The judge agreed with prosecution counsel that the burglary fell between categories B1 and B2 in the relevant sentencing guideline. The starting point for a category B1 offence is one year's custody, with a range up to two years. The starting point for a category B2 burglary is six months' custody with a range up to one year. The judge placed count 3 in category A2 of the relevant sentencing guideline, with a starting point of 15 months' custody and a range up to two years.
The aggravating factors were the appellant's previous convictions, the fact that she was subject to a conditional discharge and on bail, the fact that she was intoxicated, the amount of damage caused and the value of the goods stolen.

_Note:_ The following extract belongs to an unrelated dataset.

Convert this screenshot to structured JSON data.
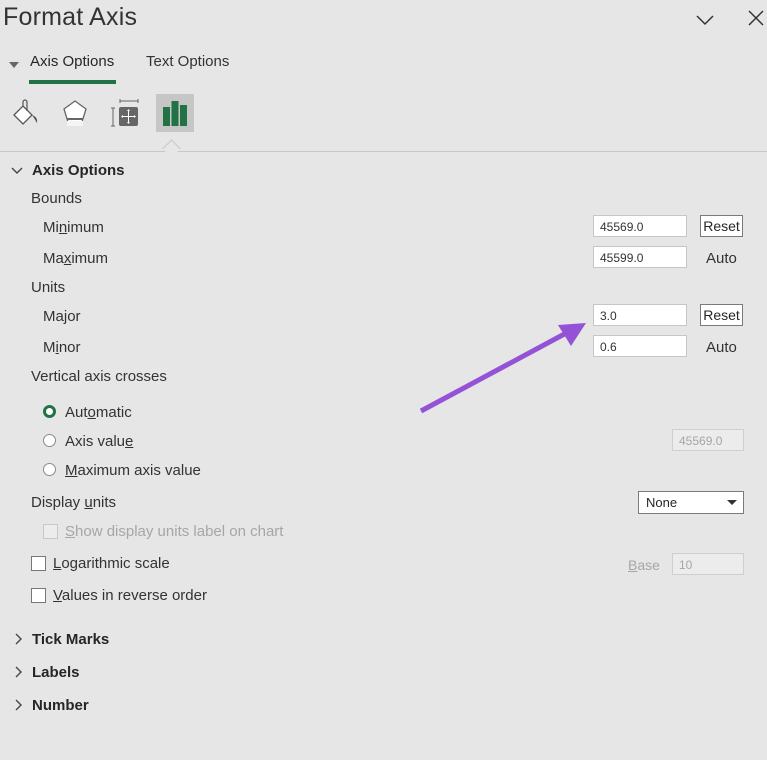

The mitigating factors were the appellant's difficult childhood, the efforts which she was making to address her drug addiction and her mental health issues.

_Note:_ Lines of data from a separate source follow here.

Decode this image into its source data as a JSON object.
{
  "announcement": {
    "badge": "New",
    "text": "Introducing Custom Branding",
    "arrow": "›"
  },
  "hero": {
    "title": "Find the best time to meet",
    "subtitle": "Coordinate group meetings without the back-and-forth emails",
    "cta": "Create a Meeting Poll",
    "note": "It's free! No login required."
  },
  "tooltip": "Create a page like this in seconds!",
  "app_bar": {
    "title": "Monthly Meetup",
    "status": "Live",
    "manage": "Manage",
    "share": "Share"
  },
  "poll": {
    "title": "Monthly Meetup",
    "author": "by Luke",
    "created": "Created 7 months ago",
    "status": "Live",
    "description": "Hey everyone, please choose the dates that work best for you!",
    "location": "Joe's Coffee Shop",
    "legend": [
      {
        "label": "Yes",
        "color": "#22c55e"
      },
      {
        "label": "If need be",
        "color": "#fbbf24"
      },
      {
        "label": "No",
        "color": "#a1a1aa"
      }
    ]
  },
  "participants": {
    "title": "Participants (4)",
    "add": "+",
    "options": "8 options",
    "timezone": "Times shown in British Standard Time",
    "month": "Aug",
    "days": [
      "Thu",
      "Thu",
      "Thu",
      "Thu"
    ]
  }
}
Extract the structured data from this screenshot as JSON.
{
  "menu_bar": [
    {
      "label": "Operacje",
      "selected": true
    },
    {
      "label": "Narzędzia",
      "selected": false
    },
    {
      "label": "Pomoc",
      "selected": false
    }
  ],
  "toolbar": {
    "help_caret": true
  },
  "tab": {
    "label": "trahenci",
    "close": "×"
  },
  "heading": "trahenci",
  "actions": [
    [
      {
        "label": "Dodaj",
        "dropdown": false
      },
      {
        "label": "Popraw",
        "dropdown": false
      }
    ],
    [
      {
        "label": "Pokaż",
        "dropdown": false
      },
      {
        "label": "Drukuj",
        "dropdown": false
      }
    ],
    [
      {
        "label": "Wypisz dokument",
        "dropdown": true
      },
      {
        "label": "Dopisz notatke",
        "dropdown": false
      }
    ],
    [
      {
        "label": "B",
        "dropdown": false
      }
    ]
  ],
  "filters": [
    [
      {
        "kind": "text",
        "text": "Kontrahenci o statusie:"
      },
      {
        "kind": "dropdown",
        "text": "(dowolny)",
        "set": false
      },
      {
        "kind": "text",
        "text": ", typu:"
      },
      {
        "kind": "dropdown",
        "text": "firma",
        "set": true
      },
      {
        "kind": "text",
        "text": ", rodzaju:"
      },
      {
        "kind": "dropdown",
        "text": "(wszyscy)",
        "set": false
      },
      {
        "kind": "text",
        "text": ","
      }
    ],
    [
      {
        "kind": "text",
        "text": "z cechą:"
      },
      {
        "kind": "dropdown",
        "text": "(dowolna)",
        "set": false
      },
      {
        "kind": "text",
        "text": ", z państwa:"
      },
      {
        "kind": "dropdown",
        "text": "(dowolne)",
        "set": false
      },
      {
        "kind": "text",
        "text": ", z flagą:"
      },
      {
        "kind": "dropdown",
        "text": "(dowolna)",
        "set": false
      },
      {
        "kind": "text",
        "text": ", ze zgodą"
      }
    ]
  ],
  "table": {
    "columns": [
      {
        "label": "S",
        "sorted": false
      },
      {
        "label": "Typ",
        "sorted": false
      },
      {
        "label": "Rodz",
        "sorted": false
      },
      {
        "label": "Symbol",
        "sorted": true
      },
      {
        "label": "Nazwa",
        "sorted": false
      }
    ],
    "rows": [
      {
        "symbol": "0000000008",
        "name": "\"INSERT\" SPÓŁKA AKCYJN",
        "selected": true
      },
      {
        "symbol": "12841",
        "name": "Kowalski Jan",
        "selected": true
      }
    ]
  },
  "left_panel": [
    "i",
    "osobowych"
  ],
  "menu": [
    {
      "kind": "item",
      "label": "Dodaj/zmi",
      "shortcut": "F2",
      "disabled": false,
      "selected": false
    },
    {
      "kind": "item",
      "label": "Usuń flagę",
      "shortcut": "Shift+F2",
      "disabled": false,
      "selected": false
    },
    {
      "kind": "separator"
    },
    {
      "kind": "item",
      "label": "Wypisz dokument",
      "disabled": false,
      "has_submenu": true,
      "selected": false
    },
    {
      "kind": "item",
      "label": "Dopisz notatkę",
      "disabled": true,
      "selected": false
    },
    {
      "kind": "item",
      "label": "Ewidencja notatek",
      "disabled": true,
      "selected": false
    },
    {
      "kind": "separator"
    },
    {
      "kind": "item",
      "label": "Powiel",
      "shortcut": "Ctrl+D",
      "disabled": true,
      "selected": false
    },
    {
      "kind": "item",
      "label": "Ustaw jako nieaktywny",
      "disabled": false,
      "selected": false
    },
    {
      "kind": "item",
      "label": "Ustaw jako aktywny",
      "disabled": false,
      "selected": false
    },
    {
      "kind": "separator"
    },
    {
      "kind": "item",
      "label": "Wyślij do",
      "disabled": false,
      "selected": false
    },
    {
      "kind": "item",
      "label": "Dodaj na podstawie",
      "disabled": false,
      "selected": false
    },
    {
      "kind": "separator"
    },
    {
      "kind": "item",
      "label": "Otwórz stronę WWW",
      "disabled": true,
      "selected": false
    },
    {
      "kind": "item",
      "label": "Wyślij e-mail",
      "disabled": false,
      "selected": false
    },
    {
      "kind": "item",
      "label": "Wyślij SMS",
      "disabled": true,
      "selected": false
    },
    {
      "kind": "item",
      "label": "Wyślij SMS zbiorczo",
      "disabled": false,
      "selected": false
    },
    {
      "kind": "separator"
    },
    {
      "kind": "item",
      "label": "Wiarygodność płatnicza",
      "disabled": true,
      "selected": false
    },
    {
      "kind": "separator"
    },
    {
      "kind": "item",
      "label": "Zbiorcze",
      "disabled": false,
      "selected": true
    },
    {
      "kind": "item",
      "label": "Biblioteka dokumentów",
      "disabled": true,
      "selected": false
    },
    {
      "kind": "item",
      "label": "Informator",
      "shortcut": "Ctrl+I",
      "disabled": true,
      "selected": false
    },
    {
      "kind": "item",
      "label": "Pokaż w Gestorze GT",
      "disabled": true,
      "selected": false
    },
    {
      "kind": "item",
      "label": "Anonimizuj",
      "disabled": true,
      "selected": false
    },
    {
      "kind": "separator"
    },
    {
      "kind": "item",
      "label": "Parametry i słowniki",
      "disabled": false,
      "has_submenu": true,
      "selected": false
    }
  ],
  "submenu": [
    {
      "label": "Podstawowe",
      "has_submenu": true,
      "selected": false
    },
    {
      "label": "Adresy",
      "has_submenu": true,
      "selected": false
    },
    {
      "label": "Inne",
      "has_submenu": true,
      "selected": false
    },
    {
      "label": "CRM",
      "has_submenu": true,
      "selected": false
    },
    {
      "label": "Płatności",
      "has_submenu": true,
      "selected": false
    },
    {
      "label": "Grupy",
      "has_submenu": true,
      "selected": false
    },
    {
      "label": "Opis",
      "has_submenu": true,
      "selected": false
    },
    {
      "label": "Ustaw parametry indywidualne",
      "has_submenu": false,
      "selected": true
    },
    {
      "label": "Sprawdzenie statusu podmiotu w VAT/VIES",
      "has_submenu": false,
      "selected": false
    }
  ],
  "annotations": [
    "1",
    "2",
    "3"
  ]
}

By reason of the appellant's guilty pleas, the judge reduced the sentence on count 2 by one-quarter from 27 months to 20 months and he reduced the sentence on count 3 by one-third from 15 months to 10 months.
The reason for the one-third reduction in sentence on count 3 was that count 3 had only been added to the indictment at trial as an alternative to a count (count 1) of aggravated burglary. However, the appellant had had the opportunity from her first appearance in the magistrates' court to indicate an intention to plead guilty to an alternative offence. It follows that she was not entitled to a one-third reduction, although the Crown accepted that she was.
The grounds of appeal are that the judge was wrong: to increase the sentence on count 2 above the range in the sentencing guideline; to impose a consecutive sentence on count 3; and to give too much weight to the aggravating factors and/or too little weight to the mitigating factors.
In our judgment the judge was entitled to conclude that the aggravating factors significantly outweighed the mitigating factors, such that a significant increase from the starting point for each offence was justified when considering each sentence in isolation. We do not consider that it was wrong in principle for the judge to impose consecutive sentences, but in doing so the judge had to observe the totality principle, to which he did not refer in his sentencing remarks.
Having regard to the totality principle, we consider that a total sentence of 42 months' imprisonment before the reductions for the appellant's guilty pleas was too high. We quash the sentence imposed for the burglary and impose instead a sentence of 13 months’ imprisonment for that offence (i.e. 18-months less one quarter). We consider that 18 months before the reduction for the guilty plea is an appropriate sentence having regard to both the categorisation of count 2 as falling between categories B1 and B2 and the need to reflect the significant aggravating factors which, as we have said, considerably outweighed the mitigating factors. 18 months is, we note, halfway between the top of the range for a B1 burglary and the top of the range for a B2 burglary.
We leave the sentence on count 3 as it stands. Although the one third reduction for the appellant's guilty plea was unwarranted, some reduction for totality is appropriate. The sentences remain consecutive. The total sentence is now 23 months.
We have considered, by reference to the guideline on the imposition of community and custodial sentences, whether that sentence should be suspended. We have concluded that it should not be. The primary consideration is that the seriousness of the offences means that appropriate punishment can only be achieved by immediate custody. There is also a history of poor compliance with court orders and the appellant is unlikely to comply in the future.